Chou had spent her twenties working at places such as Google, Facebook, and Quora before landing at Pinterest as an engineer, and as she expanded her networks she started informally keeping track of the number of female engineers at tech firms. It was deeply ironic, she thought, that in a data-driven industry that prides itself on running experiments, performing A/B testing, and measuring outcomes, there was no official, easily accessible data about the number of women actually working in the field. And so she wrote:

As an engineer and someone who’s had ‘data-driven design’ browbeaten into me by Silicon Valley, I can’t imagine trying to solve a problem where the real metrics, the ones we’re setting our goals against, are obfuscated. Vanity metrics are dangerous; just pointing to the happy numbers, like those on Grace Hopper conference attendance, doesn’t do anything except make people feel good while the real issues fester, unaddressed.
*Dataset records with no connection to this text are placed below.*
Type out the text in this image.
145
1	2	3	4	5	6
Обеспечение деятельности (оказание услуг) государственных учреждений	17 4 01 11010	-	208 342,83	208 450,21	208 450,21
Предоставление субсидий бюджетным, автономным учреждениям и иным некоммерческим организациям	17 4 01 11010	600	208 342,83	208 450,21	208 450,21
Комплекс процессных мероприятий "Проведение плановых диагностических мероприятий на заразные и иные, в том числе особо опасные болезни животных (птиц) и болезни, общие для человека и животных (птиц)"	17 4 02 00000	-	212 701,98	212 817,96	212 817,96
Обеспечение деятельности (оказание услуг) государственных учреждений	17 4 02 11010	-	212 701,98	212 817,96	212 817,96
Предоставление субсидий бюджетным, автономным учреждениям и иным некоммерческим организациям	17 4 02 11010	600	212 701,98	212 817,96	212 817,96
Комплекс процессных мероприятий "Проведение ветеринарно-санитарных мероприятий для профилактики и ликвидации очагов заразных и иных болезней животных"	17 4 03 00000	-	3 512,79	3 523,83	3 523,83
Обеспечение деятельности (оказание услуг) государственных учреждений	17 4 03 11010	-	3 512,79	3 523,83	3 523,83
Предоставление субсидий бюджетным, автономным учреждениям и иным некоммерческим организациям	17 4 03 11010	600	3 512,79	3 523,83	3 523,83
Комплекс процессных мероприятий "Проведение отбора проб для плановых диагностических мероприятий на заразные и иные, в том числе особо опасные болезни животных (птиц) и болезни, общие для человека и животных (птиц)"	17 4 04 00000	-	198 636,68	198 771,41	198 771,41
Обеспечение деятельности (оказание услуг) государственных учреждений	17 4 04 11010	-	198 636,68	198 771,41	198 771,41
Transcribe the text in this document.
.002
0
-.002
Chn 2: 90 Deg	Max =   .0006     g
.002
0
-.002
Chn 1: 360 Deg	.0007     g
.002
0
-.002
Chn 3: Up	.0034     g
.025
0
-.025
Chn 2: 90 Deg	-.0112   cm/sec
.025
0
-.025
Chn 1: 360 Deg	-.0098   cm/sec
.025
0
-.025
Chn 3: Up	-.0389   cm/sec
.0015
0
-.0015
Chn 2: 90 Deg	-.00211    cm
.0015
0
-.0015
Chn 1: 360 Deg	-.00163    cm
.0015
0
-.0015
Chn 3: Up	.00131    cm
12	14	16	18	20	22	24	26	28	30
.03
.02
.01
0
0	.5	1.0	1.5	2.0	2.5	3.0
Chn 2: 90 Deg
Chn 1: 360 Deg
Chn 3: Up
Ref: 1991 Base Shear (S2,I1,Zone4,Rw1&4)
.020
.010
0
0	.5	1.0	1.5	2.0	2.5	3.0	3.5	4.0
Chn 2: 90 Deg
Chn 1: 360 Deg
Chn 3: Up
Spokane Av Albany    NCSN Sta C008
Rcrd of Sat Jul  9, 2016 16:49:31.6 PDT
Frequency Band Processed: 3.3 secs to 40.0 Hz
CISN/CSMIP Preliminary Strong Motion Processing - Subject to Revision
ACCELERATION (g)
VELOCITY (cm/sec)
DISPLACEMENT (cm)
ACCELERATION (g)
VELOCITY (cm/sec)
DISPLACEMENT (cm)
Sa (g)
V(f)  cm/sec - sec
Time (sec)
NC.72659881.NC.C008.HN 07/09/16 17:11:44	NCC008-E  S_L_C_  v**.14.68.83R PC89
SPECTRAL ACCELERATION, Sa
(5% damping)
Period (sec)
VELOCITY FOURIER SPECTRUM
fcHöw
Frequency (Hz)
With her employer’s blessing, she then shared the number of female engineers at Pinterest — 11 out of 89 — and encouraged her readers to do the same. They did. Within a week, employees from over 50 companies had submitted data, including Dropbox, Rent the Runway, Reddit, and Mozilla — and the companies kept on coming.

In the three years since Chou first coaxed tech companies into releasing their diversity figures, the motivation to do so has somewhat fizzled out. Of the eight large companies that I compare annually, four — Amazon, LinkedIn, Yahoo, and Twitter — haven’t released their numbers for 2016. Countless smaller companies also haven’t; I spot-checked Reddit, Mozilla, and Dropbox, and the most recent report from those three companies is Dropbox’s, from January.

A lack of diverse employees clearly remains a defining issue of most of the tech companies that we rely upon daily. Chou’s work laid the foundation for every company to be transparent and to do better. But, without constant pressure, it seems that many major tech companies would rather avoid releasing their internal stats.